The chapter that follows is, to my mind, one of the most successful in the book.  This is partly because it reaches beyond Field's lyric verse to their neglected and in my opinion under-rated verse drama, but also because of Ehnenn's skilful exploration of the dramatists use of performative silences.  Ehnenn compares Field's A Question of Memory (1893) to Elizabeth Robins and Florence Bell's Alan's Wife (1893)These plays were both considered 'failures' in performance, which Ehnenn argues convincingly is directly related to the way in which they offer protagonists (and authors) whose refusal to speak--refusal to perform--confounded audience expectations of what was possible for the dramatic medium.  In Alan's Wife, Jean refuses to speak about, to explain or repent, the killing of her child; in A Question of Memory Ferencz refuses to tell his captors the position of his regiment, though they kill his mother and sister for it.  Ehnenn comments that these silences are not passive, but are in themselves performative events, speech acts of refusal, that problematize and feminize (in Ferencz's case) the nature of heroism, and open up an alternative nonnarrative mode of expression that embraces multiple interpretations, and is contrary to the Victorian stage's stable world of narrative exposition.  In this way, Ehnenn reads these plays as avant garde experiments, foreshadowing the work of twentieth-century dramatists like Beckett.

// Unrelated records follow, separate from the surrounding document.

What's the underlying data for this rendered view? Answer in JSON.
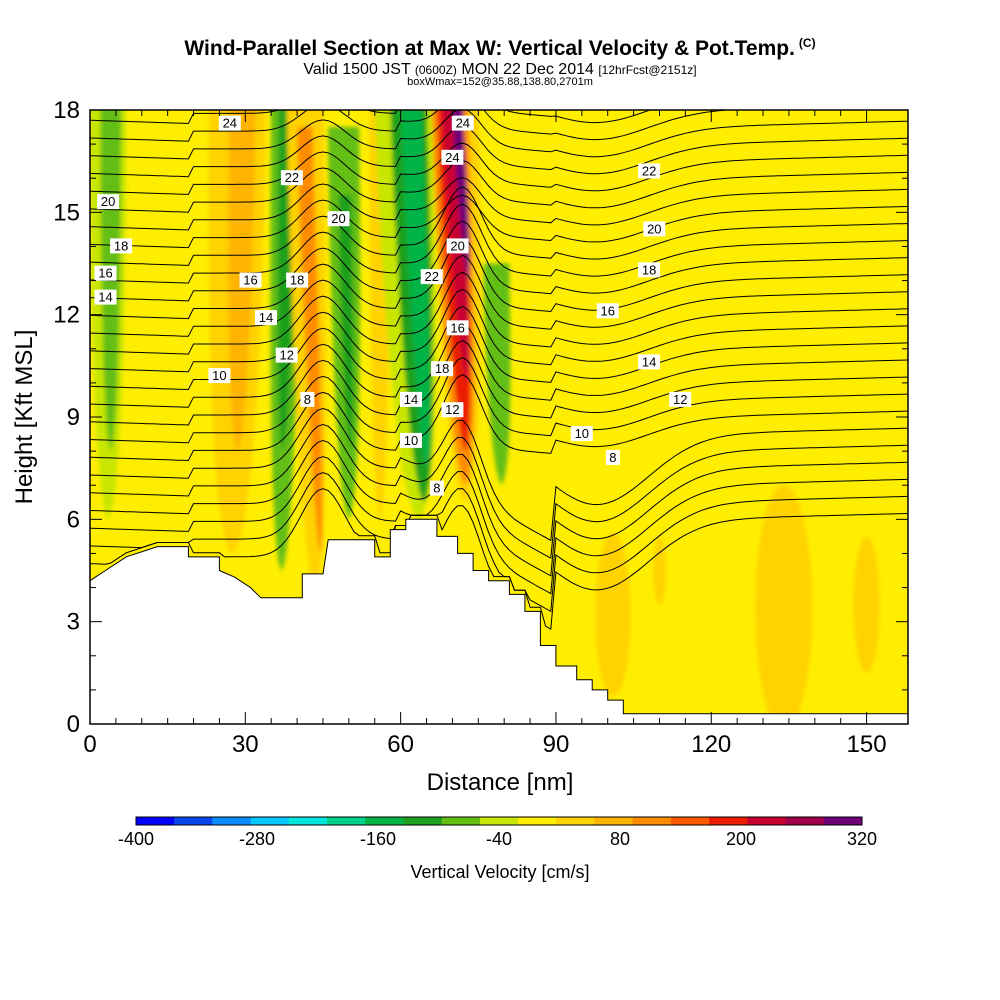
{
  "header": {
    "title": "Wind-Parallel Section at Max W: Vertical Velocity & Pot.Temp.",
    "copyright": "(C)",
    "valid_prefix": "Valid 1500 JST",
    "valid_utc": "(0600Z)",
    "valid_date": "MON 22 Dec 2014",
    "forecast": "[12hrFcst@2151z]",
    "box_info": "boxWmax=152@35.88,138.80,2701m"
  },
  "chart_data": {
    "type": "heatmap",
    "title": "Wind-Parallel Section at Max W: Vertical Velocity & Pot.Temp.",
    "xlabel": "Distance [nm]",
    "ylabel": "Height [Kft MSL]",
    "xlim": [
      0,
      158
    ],
    "ylim": [
      0,
      18
    ],
    "x_ticks": [
      0,
      30,
      60,
      90,
      120,
      150
    ],
    "y_ticks": [
      0,
      3,
      6,
      9,
      12,
      15,
      18
    ],
    "colorbar": {
      "label": "Vertical Velocity [cm/s]",
      "tick_labels": [
        "-400",
        "-280",
        "-160",
        "-40",
        "80",
        "200",
        "320"
      ],
      "levels": [
        -400,
        -360,
        -320,
        -280,
        -240,
        -200,
        -160,
        -120,
        -80,
        -40,
        0,
        40,
        80,
        120,
        160,
        200,
        240,
        280,
        320
      ],
      "colors": [
        "#0000ff",
        "#0a46f0",
        "#0a8cff",
        "#00c8ff",
        "#00e6dc",
        "#00d28c",
        "#00b446",
        "#1ea01e",
        "#64be14",
        "#c8e600",
        "#ffee00",
        "#ffd200",
        "#ffb400",
        "#ff8c00",
        "#ff5a00",
        "#eb1e00",
        "#c80032",
        "#a0004b",
        "#6e0078"
      ]
    },
    "terrain_top_kft": [
      [
        0,
        4.2
      ],
      [
        3,
        4.5
      ],
      [
        7,
        4.9
      ],
      [
        13,
        5.2
      ],
      [
        19,
        5.2
      ],
      [
        19,
        4.9
      ],
      [
        25,
        4.9
      ],
      [
        25,
        4.5
      ],
      [
        28,
        4.3
      ],
      [
        31,
        4.0
      ],
      [
        33,
        3.7
      ],
      [
        41,
        3.7
      ],
      [
        41,
        4.4
      ],
      [
        45,
        4.4
      ],
      [
        46,
        5.4
      ],
      [
        52,
        5.4
      ],
      [
        55,
        5.4
      ],
      [
        55,
        4.9
      ],
      [
        58,
        4.9
      ],
      [
        58,
        5.7
      ],
      [
        61,
        5.7
      ],
      [
        61,
        6.0
      ],
      [
        67,
        6.0
      ],
      [
        67,
        5.5
      ],
      [
        71,
        5.5
      ],
      [
        71,
        5.0
      ],
      [
        74,
        5.0
      ],
      [
        74,
        4.5
      ],
      [
        77,
        4.5
      ],
      [
        77,
        4.2
      ],
      [
        81,
        4.2
      ],
      [
        81,
        3.8
      ],
      [
        84,
        3.8
      ],
      [
        84,
        3.3
      ],
      [
        87,
        3.3
      ],
      [
        87,
        2.3
      ],
      [
        90,
        2.3
      ],
      [
        90,
        1.7
      ],
      [
        94,
        1.7
      ],
      [
        94,
        1.3
      ],
      [
        97,
        1.3
      ],
      [
        97,
        1.0
      ],
      [
        100,
        1.0
      ],
      [
        100,
        0.7
      ],
      [
        103,
        0.7
      ],
      [
        103,
        0.3
      ],
      [
        158,
        0.3
      ]
    ],
    "velocity_features": [
      {
        "type": "updraft_core",
        "x_center": 72,
        "x_range": [
          69,
          76
        ],
        "z_range_kft": [
          7.0,
          18.0
        ],
        "max_w_cm_s": 320
      },
      {
        "type": "downdraft_band",
        "x_range": [
          59,
          68
        ],
        "z_range_kft": [
          6.0,
          18.0
        ],
        "min_w_cm_s": -160
      },
      {
        "type": "downdraft_band",
        "x_range": [
          35,
          40
        ],
        "z_range_kft": [
          4.0,
          18.0
        ],
        "min_w_cm_s": -120
      },
      {
        "type": "downdraft_band",
        "x_range": [
          47,
          52
        ],
        "z_range_kft": [
          5.5,
          17.0
        ],
        "min_w_cm_s": -80
      },
      {
        "type": "downdraft_band",
        "x_range": [
          1,
          6
        ],
        "z_range_kft": [
          8.0,
          18.0
        ],
        "min_w_cm_s": -80
      },
      {
        "type": "updraft_band",
        "x_range": [
          24,
          31
        ],
        "z_range_kft": [
          4.5,
          18.0
        ],
        "max_w_cm_s": 80
      },
      {
        "type": "updraft_band",
        "x_range": [
          41,
          46
        ],
        "z_range_kft": [
          4.0,
          18.0
        ],
        "max_w_cm_s": 120
      },
      {
        "type": "updraft_area",
        "x_range": [
          93,
          145
        ],
        "z_range_kft": [
          0.5,
          15.0
        ],
        "max_w_cm_s": 80
      }
    ],
    "pot_temp_contours": {
      "units": "C",
      "interval": 1,
      "labels": [
        {
          "text": "24",
          "x": 27,
          "z": 17.6
        },
        {
          "text": "22",
          "x": 39,
          "z": 16.0
        },
        {
          "text": "20",
          "x": 48,
          "z": 14.8
        },
        {
          "text": "20",
          "x": 3.5,
          "z": 15.3
        },
        {
          "text": "18",
          "x": 6,
          "z": 14.0
        },
        {
          "text": "16",
          "x": 3,
          "z": 13.2
        },
        {
          "text": "14",
          "x": 3,
          "z": 12.5
        },
        {
          "text": "16",
          "x": 31,
          "z": 13.0
        },
        {
          "text": "18",
          "x": 40,
          "z": 13.0
        },
        {
          "text": "14",
          "x": 34,
          "z": 11.9
        },
        {
          "text": "12",
          "x": 38,
          "z": 10.8
        },
        {
          "text": "10",
          "x": 25,
          "z": 10.2
        },
        {
          "text": "8",
          "x": 42,
          "z": 9.5
        },
        {
          "text": "24",
          "x": 72,
          "z": 17.6
        },
        {
          "text": "24",
          "x": 70,
          "z": 16.6
        },
        {
          "text": "20",
          "x": 71,
          "z": 14.0
        },
        {
          "text": "22",
          "x": 66,
          "z": 13.1
        },
        {
          "text": "16",
          "x": 71,
          "z": 11.6
        },
        {
          "text": "18",
          "x": 68,
          "z": 10.4
        },
        {
          "text": "14",
          "x": 62,
          "z": 9.5
        },
        {
          "text": "12",
          "x": 70,
          "z": 9.2
        },
        {
          "text": "10",
          "x": 62,
          "z": 8.3
        },
        {
          "text": "8",
          "x": 67,
          "z": 6.9
        },
        {
          "text": "22",
          "x": 108,
          "z": 16.2
        },
        {
          "text": "20",
          "x": 109,
          "z": 14.5
        },
        {
          "text": "18",
          "x": 108,
          "z": 13.3
        },
        {
          "text": "16",
          "x": 100,
          "z": 12.1
        },
        {
          "text": "14",
          "x": 108,
          "z": 10.6
        },
        {
          "text": "12",
          "x": 114,
          "z": 9.5
        },
        {
          "text": "10",
          "x": 95,
          "z": 8.5
        },
        {
          "text": "8",
          "x": 101,
          "z": 7.8
        }
      ]
    }
  }
}
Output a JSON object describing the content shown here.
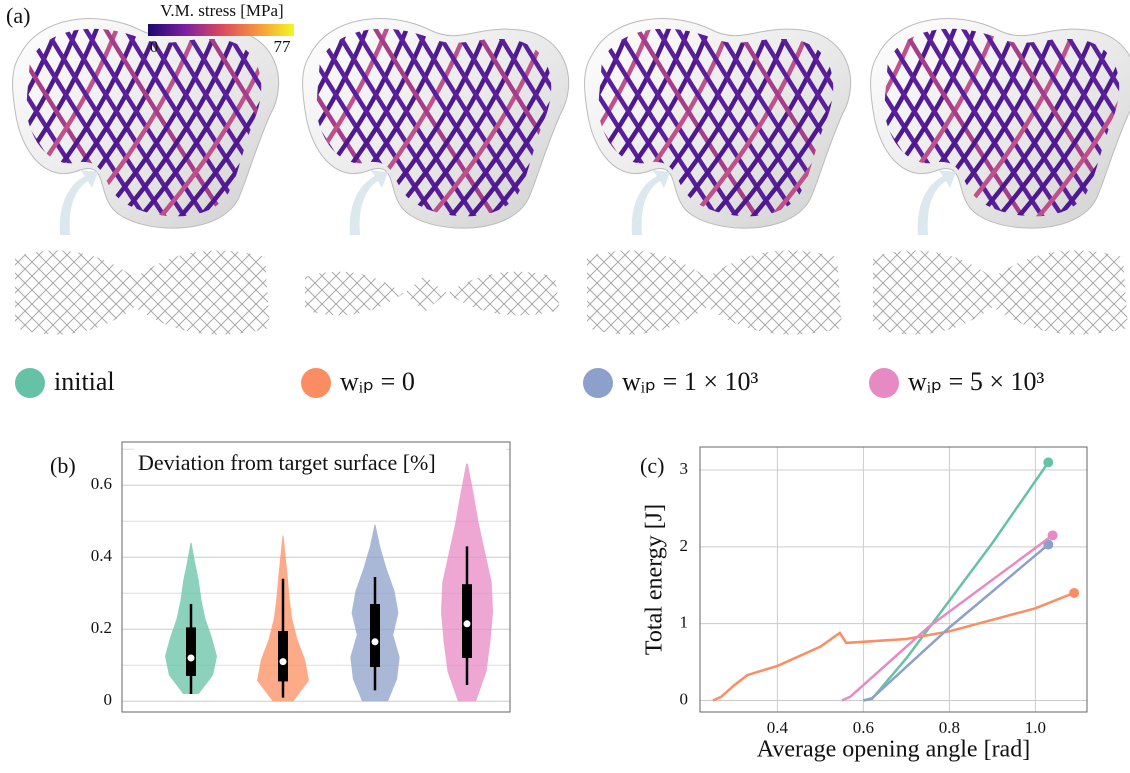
{
  "figure": {
    "panel_labels": [
      "(a)",
      "(b)",
      "(c)"
    ],
    "colorbar": {
      "title": "V.M. stress [MPa]",
      "min": 0,
      "max": 77,
      "colors": [
        "#1a0a6e",
        "#7b1fa2",
        "#d9485f",
        "#f89540",
        "#f0f921"
      ]
    }
  },
  "chart_data": [
    {
      "type": "violin",
      "title": "Deviation from target surface [%]",
      "ylim": [
        -0.03,
        0.72
      ],
      "yticks": [
        0,
        0.2,
        0.4,
        0.6
      ],
      "minor_yticks": [
        0.1,
        0.3,
        0.5,
        0.7
      ],
      "grid": true,
      "series": [
        {
          "name": "initial",
          "color": "#66c2a5",
          "min": 0.02,
          "max": 0.44,
          "shape": [
            0.3,
            0.85,
            1,
            0.8,
            0.55,
            0.4,
            0.3,
            0.15,
            0.02
          ],
          "whisker_low": 0.02,
          "q1": 0.07,
          "median": 0.12,
          "q3": 0.205,
          "whisker_high": 0.27
        },
        {
          "name": "wᵢₚ = 0",
          "color": "#fc8d62",
          "min": 0.0,
          "max": 0.46,
          "shape": [
            0.4,
            1,
            0.85,
            0.55,
            0.35,
            0.25,
            0.18,
            0.1,
            0.02
          ],
          "whisker_low": 0.01,
          "q1": 0.055,
          "median": 0.11,
          "q3": 0.195,
          "whisker_high": 0.34
        },
        {
          "name": "wᵢₚ = 1 × 10³",
          "color": "#8da0cb",
          "min": 0.0,
          "max": 0.49,
          "shape": [
            0.5,
            0.85,
            0.95,
            0.7,
            0.9,
            0.75,
            0.45,
            0.2,
            0.02
          ],
          "whisker_low": 0.03,
          "q1": 0.095,
          "median": 0.165,
          "q3": 0.27,
          "whisker_high": 0.345
        },
        {
          "name": "wᵢₚ = 5 × 10³",
          "color": "#e78ac3",
          "min": 0.0,
          "max": 0.66,
          "shape": [
            0.35,
            0.75,
            0.9,
            1,
            0.95,
            0.7,
            0.45,
            0.25,
            0.03
          ],
          "whisker_low": 0.045,
          "q1": 0.12,
          "median": 0.215,
          "q3": 0.325,
          "whisker_high": 0.43
        }
      ]
    },
    {
      "type": "line",
      "xlabel": "Average opening angle [rad]",
      "ylabel": "Total energy [J]",
      "xlim": [
        0.22,
        1.12
      ],
      "ylim": [
        -0.15,
        3.3
      ],
      "xticks": [
        0.4,
        0.6,
        0.8,
        {
          "value": 1,
          "label": "1.0"
        }
      ],
      "yticks": [
        0,
        1,
        2,
        3
      ],
      "grid": true,
      "end_markers": true,
      "series": [
        {
          "color": "#66c2a5",
          "x": [
            0.6,
            0.62,
            0.7,
            0.8,
            0.9,
            1.03
          ],
          "values": [
            0,
            0.02,
            0.55,
            1.3,
            2.05,
            3.1
          ]
        },
        {
          "color": "#fc8d62",
          "x": [
            0.25,
            0.27,
            0.3,
            0.33,
            0.4,
            0.5,
            0.545,
            0.56,
            0.7,
            0.8,
            0.9,
            1.0,
            1.09
          ],
          "values": [
            0,
            0.05,
            0.2,
            0.33,
            0.45,
            0.7,
            0.88,
            0.75,
            0.8,
            0.9,
            1.05,
            1.2,
            1.4
          ]
        },
        {
          "color": "#8da0cb",
          "x": [
            0.6,
            0.62,
            0.8,
            1.03
          ],
          "values": [
            0,
            0.03,
            0.95,
            2.03
          ]
        },
        {
          "color": "#e78ac3",
          "x": [
            0.55,
            0.57,
            0.75,
            1.04
          ],
          "values": [
            0,
            0.05,
            0.95,
            2.15
          ]
        }
      ]
    }
  ]
}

Finally, Ehnenn considers Michael Field's use of history in their play on the life of Mary, Queen of Scots. The Tragic Mary (1890) is contrasted to Edith Somerville and Violet Martin's novel on the life of Charlotte Mullen, The Real Charlotte (1893)As Yopie Prins has also noted in regard to Long Ago, by appropriating an historical woman, Michael Field double their already doubled voice, performing and complicating the effects of multiple authorship.3  As in previous chapters, Ehnenn's purpose here is to call attention to the way in which these texts take issue with Victorian ideologies surrounding femininity, reconstructing in their place multi-faceted and often erotically-charged models of heroic womanhood.  Like the collaborative partnerships that produced them, Mary and Charlotte are palimpsests--there are no single visions, no seamlessly 'good' or 'bad' characters, but rather the characters provide a nexus for the layering of multiple historical and literary depictions.  In drawing together these characters with their collaborative authors, Ehnenn concludes that we should try and think about collaboration itself more queerly, less under the terms of an Authorship whose definition itself excludes such partnerships.     

In writing this book, Ehnenn set herself a difficult task. There is already an impressive body of critical literature associating Michael Field's transgressive collaborative practices with transgressive lesbian textuality, particularly with regard to lyric poetry such as Sight and Song.  In the early chapters of the book, I did wonder if Ehnenn could successfully distinguish her work from these other excellent critiques of Field's lyric poetry.  As the book progressed, and particularly as she left ‘the beaten track,’ it became clear that Ehnenn did have an important contribution to make to Michael Field studies, and that there were important thematic similarities between the work of Michael Field and other female literary collaborators.   While Ehnenn takes as her subject women's literary collaboration, she maintains a nice balance between the constructions of literary partnership and textual analysis of the works they produce.   More than that, she reads these collaborative structures alongside the textual strategies that the writers use in their texts to denaturalize or queer conventional understandings of women and of heterosexuality. 

Sharon Bickle
Monash University

1 Jill Ehnenn, "Looking Strategically: Feminist and Queer Aesthetics in Michael Field's Sight and Song" in Victorian Poetry 42.3 (Fall 2004): 213–47.
2 Ana I. Parejo Vadillo,  "Sight and Song: Transparent Translations and a Manifesto for the Observer," Victorian Poetry 38.1 (2000): 15–34;  Hilary Fraser,  "A Visual Field: Michael Field and the Gaze," Victorian Literature and Culture 34 (2006): 553–71.
3 See Yopie Prins, Victorian Sappho (Princeton: Princeton UP, 1999).